Пол выровнялся. «Сестрёнка Месть» покинула торговую трассу и мчалась в сторону Санитарного Домена. Радиомаяк тревожно пищал, предупреждая о незаконном выходе с трассы.
Кое-как я поднялся на колени, потом на ноги, и побрёл к девушке.
Марин повернулась:
– Тебе мало, сопляк?
– Это… мой… аэро… неф… И я тут… кап… кап…
Лёгким движением, несмотря на длинное платье, Марин перемахнула через перила вокруг руля. Совершила прыжок в одно касание. Полы юбки взметнулись, меня обдало запахом духов и пота. Потом увидел потолок, который быстро пронёсся надо мной. Я приземлился обратно в угол. Во рту появились какие-то камешки. Я не сразу понял – это были мои зубы.
Я реально был отброшен ударом девичьей ноги на несколько метров! Такое умение драться я на военном параде в Моску, где бойцы ПВК демонстрировали на военнопленных навыки рукопашного боя.
Каждый удар Марин отобрал у меня десять лет жизни. Я валялся на полу и кряхтел, как Лев Николаевич, когда он пытался заглянуть внутрь газотурбины. Изо рта, носа и ушей лилась и лилась кровь.
– Тьфу-ты ну-ты, – донеслось из коридора. – Бориска, что ты сделал с кораблём? Думаешь, я не видел, как ты утащил банку алкоситро? Упилси вусмерть, сопляк?
Марин активировала автопилот и снова лихо переметнулась через перила. Кранты Льву Николаевичу. Убьёт его одним ударом.
Действуя так, словно меня тоже поставили на автопилот, я дополз до шкафчика. Открыл его и вынул ружьё, которое давало осечку чаще, чем стреляло.
Марин остановилась. Обернулась. Я перевёл рычажок предохраняющего замка:
– Р… руки вверх. – Мне стало стыдно за глупость фразы, поэтому добавил, сплёвывая осколки зубов: – Застрелю, сука.
– Бориска, – мягко сказала Марин. – Прости меня, но я же принцесса. Не поверишь, нас так тренируют.
Шажок в мою сторону:
– Стану императрицей – всё тебе возмещу. Золотые зубы вставишь.
– Стой на месте.
Ещё шажок. Острые пряди красиво обрамляли её личико.
– Ты же не убьёшь принцессу? Ты лишишь Империю прекрасного будущего! Бориска, дурачок, я могла тебя замочить ещё в трюме.

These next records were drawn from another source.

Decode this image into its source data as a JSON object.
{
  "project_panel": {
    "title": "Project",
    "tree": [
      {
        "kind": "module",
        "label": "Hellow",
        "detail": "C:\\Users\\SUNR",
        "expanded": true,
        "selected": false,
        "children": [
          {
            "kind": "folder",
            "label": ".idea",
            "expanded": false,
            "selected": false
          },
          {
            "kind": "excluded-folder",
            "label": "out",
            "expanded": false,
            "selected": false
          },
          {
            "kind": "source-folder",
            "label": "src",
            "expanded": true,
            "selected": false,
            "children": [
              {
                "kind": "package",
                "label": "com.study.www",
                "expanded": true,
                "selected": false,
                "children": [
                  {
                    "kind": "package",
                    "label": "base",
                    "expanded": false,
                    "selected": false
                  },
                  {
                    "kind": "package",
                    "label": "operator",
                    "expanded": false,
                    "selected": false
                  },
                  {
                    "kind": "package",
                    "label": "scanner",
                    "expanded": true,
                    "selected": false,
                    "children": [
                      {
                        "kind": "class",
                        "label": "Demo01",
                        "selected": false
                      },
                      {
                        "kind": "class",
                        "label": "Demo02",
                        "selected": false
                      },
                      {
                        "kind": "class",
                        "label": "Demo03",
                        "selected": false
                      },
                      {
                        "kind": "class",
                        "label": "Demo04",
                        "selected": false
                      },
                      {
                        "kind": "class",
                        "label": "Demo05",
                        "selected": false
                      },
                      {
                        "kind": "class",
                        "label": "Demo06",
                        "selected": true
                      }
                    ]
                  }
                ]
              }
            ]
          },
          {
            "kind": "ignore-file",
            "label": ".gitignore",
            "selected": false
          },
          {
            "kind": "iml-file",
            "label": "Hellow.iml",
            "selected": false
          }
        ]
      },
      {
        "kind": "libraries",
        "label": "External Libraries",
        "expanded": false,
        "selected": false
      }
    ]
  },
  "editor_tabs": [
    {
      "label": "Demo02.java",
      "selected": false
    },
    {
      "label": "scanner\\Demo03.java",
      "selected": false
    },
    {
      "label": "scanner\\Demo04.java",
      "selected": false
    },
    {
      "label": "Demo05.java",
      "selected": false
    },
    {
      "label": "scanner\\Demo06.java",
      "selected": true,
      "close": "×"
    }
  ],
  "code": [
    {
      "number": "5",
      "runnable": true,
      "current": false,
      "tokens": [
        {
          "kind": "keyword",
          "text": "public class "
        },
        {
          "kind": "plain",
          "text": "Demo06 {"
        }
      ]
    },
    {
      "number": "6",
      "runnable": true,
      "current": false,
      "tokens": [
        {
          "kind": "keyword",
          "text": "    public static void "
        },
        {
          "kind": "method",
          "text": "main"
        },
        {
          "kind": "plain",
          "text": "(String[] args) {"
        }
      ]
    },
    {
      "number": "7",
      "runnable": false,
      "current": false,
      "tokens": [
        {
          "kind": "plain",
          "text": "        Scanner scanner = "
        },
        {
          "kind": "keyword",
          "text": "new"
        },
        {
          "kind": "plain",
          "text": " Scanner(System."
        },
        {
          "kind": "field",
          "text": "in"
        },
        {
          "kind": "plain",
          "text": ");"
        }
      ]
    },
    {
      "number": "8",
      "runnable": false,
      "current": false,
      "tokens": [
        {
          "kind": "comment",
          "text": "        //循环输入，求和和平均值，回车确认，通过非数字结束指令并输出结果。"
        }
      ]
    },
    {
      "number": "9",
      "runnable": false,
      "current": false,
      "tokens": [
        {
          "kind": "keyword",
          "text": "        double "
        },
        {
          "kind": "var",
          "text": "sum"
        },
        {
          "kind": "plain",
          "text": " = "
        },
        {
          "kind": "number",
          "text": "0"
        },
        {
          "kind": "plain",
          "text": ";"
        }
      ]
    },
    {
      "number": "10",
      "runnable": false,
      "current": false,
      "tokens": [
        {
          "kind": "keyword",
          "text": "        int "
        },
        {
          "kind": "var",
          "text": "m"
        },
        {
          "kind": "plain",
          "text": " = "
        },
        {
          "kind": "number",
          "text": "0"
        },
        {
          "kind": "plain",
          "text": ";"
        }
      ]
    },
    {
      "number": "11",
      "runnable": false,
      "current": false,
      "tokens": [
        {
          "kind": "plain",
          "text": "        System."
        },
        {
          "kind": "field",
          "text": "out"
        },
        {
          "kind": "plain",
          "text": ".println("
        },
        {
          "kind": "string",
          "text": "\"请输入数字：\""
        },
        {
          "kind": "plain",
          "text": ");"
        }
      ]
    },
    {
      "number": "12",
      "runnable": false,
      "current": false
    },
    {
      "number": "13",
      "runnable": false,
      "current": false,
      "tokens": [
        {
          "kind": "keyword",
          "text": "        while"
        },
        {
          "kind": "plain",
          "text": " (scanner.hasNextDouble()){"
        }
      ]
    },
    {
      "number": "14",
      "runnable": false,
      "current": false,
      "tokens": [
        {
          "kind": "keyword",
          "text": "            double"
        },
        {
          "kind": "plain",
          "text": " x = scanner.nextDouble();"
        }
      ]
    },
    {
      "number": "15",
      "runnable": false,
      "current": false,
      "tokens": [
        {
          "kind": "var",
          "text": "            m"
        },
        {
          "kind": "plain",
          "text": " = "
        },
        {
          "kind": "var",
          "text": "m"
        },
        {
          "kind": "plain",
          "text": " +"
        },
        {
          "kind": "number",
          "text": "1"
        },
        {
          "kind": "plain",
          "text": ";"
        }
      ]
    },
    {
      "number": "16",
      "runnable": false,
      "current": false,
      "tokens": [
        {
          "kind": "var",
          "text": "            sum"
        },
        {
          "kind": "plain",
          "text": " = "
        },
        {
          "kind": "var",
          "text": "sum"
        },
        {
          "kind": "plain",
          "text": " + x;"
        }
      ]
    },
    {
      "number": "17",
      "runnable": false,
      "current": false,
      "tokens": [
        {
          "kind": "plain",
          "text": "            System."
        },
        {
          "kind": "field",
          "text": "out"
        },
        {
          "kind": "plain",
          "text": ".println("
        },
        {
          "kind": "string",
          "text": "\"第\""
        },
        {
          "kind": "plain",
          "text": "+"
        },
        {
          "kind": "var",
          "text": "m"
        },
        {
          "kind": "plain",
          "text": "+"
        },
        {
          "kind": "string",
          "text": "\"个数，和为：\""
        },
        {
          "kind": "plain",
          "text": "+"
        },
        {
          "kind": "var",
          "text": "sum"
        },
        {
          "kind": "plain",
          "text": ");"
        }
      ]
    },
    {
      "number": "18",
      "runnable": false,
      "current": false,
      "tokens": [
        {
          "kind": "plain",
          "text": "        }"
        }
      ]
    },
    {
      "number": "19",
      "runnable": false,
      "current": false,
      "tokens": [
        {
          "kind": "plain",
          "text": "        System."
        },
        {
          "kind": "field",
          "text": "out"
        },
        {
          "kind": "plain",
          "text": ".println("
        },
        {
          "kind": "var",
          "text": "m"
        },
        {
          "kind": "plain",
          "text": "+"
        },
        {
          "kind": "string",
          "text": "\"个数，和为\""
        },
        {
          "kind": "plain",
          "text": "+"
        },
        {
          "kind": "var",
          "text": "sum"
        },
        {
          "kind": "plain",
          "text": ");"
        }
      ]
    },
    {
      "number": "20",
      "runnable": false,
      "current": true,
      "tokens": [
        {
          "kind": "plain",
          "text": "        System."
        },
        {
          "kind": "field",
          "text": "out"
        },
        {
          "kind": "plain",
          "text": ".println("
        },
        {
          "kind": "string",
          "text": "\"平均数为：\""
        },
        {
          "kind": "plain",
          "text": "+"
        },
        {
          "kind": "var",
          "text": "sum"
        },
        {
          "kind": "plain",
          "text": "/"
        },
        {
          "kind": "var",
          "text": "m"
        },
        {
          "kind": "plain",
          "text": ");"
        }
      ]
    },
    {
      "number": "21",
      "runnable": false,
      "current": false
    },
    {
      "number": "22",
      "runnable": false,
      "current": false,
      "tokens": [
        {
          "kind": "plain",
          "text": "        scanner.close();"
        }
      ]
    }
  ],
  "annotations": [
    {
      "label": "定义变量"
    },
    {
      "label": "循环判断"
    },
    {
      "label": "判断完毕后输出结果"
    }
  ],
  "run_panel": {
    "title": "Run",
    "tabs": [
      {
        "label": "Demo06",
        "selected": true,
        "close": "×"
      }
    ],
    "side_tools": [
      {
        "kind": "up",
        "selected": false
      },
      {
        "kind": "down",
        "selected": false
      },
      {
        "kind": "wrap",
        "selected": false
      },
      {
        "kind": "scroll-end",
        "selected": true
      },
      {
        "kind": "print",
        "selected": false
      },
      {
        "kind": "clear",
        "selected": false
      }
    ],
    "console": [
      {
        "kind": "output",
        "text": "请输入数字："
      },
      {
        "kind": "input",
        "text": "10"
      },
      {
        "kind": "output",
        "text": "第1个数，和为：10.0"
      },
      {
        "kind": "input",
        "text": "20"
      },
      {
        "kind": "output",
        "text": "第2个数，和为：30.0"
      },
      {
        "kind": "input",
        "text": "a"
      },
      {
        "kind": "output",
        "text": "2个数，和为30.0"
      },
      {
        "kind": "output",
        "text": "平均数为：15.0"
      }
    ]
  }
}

Но пожалела такого молодого.
– Стоять!
– Тьфу-ты, ну-ты, – Лев Николаевич наконец-то дополз до рубки. – Это ещё кто такая? Неужели…
Марин прыгнула на меня. Я дёрнул курок.
9
Как настоящий преступник, я понуро сидел на скамье в приёмной отделения Жандармерии города Гранд Монтуа. Именно туда независимый город-государство Мизур депортировал арестованных на своей территории граждан Империи Ру́сси.
Трогая кончиком языка осколки зубов, я водил пальцем по исписанной поверхности скамьи, читая надписи:
«Жандармы – петушилы!»
«Незаконно был задержан за употребление пудры 12 мая 1018 года»
«Свободу НФР!»
Так же на скамье было много ханаатских иероглифов, рисунков мужских половых органов и женских сисек, сопровождаемые лаконичным: «Имперцы – мрази!»
Мне пришла в голову мысль, написать на скамье признание: «Я, Борис Муссенар, 22 июня 1024 года, застрелил Марин Дворкович, несостоявшуюся императрицу». Кто-нибудь позже пририсует сиськи к этой истории.
Я поднял голову. Жандарм за конторской стойкой сам походил на преступника, так как сидел за стеклом с дырочками.
– Долго ещё? – спросил я.
– Имейте терпение, гражданин. Ваш отец разбил стол для рулетки и лицо официантке об этот самый стол. Женщине восемь швов наложили.
– Выписывайте штраф, как обычно, да отпускайте.
– Это уже пятый штраф, который Евгений Муссенар игнорирует.
Мне папашка говорил, что оплатил все штрафы! Значит, и эти деньги он проиграл или пропил? Во мне закипела злоба.